Here, "invoice_number" and "line_items[0].description" would show a non-zero CER, and would not count towards exact match accuracy. The "total_amount" and "date" fields, if correctly extracted, would still contribute to exact match accuracy and have a CER of 0.00. This granular evaluation helps pinpoint areas where the OCR model might need further refinement or where certain document layouts pose greater challenges.

Conclusion: Unlocking Automation with Intelligent OCR

Evaluating OCR models like Gemini against structured datasets such as invoices-donut-data-v1 is not just an academic exercise. It's a critical step in building robust, automated document processing workflows. By systematically measuring performance using metrics like CER and exact match accuracy, we can:

• Validate Model Performance: Objectively determine how well Gemini handles invoice OCR.
• Identify Strengths and Weaknesses: Pinpoint specific fields or document variations where Gemini excels or struggles.
• Drive Improvement: Use the insights to refine prompts, fine-tune models, or implement post-processing steps to achieve even higher accuracy.

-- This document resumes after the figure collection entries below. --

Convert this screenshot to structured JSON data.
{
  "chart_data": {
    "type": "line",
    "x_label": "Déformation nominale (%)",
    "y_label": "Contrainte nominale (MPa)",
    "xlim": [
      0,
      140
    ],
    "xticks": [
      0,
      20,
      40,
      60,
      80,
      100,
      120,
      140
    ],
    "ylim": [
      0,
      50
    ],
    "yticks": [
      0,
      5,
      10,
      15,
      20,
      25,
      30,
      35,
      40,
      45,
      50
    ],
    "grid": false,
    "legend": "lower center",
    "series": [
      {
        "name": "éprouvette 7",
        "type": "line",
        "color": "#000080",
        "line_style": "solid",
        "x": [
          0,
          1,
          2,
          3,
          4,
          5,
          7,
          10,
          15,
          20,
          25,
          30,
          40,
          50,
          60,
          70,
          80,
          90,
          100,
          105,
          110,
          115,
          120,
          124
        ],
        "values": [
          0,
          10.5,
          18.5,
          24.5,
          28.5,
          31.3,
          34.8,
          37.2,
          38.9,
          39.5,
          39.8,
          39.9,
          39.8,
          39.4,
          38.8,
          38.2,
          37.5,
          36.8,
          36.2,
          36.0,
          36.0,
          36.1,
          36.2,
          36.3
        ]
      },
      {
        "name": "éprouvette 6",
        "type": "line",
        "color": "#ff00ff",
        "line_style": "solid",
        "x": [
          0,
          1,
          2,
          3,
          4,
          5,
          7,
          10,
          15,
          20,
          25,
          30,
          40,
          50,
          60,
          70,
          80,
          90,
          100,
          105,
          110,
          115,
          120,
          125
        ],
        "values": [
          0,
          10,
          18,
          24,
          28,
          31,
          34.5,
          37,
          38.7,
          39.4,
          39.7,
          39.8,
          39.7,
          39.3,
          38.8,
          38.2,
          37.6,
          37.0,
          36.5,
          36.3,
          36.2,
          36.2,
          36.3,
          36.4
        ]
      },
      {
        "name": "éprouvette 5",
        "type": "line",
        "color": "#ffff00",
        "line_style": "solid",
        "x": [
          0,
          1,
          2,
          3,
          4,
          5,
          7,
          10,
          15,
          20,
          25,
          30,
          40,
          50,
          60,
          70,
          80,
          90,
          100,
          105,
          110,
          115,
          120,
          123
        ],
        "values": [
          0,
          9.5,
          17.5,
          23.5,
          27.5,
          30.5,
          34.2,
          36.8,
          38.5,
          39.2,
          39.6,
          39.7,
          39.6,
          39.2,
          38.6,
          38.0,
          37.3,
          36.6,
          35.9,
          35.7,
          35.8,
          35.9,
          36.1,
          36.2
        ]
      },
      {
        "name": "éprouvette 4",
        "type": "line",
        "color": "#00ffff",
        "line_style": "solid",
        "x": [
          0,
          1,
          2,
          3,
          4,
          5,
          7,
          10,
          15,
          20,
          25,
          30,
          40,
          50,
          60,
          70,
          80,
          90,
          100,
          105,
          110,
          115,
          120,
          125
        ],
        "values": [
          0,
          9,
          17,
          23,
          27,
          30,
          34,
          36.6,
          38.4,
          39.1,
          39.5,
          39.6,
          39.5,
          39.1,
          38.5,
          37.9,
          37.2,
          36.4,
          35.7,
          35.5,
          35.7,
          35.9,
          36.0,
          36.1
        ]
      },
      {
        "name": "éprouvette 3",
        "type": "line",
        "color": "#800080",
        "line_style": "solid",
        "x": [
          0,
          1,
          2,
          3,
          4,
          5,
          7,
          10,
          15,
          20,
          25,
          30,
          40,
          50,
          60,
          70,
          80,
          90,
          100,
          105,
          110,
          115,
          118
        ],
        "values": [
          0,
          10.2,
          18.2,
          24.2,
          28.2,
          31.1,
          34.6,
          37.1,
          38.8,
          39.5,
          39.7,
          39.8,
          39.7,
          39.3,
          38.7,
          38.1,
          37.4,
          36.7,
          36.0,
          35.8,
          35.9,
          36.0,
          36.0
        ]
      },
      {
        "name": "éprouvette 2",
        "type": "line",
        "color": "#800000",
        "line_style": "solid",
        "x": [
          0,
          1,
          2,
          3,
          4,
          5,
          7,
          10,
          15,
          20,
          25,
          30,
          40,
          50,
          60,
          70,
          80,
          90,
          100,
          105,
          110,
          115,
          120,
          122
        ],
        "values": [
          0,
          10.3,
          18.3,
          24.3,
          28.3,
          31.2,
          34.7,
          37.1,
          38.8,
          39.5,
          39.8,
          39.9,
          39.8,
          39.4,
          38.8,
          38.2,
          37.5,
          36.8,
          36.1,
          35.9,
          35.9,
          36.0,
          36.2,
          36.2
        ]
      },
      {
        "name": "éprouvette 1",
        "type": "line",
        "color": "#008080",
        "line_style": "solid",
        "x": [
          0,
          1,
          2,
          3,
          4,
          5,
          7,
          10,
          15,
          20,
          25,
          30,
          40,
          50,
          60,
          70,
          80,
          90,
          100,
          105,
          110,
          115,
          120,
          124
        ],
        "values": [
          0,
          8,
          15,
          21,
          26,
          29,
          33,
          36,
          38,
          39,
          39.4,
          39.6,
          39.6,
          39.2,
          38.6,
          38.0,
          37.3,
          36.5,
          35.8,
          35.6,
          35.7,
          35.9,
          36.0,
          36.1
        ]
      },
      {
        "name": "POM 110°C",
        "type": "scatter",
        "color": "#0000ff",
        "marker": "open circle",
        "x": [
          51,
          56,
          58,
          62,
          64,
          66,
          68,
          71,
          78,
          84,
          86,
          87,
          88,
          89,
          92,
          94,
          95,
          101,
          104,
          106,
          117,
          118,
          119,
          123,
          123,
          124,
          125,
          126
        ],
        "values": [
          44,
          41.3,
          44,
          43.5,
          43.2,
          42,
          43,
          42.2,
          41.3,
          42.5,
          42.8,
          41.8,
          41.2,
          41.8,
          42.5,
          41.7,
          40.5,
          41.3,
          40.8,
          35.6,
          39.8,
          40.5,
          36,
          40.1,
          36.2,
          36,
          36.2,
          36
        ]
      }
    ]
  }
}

The ability of multimodal AI models like Gemini to not just "read" text but to "understand" documents is transformative for business automation. By rigorously testing and evaluating these capabilities, we move closer to a future where manual data entry from invoices becomes a relic of the past, freeing up human potential for more strategic and creative endeavors.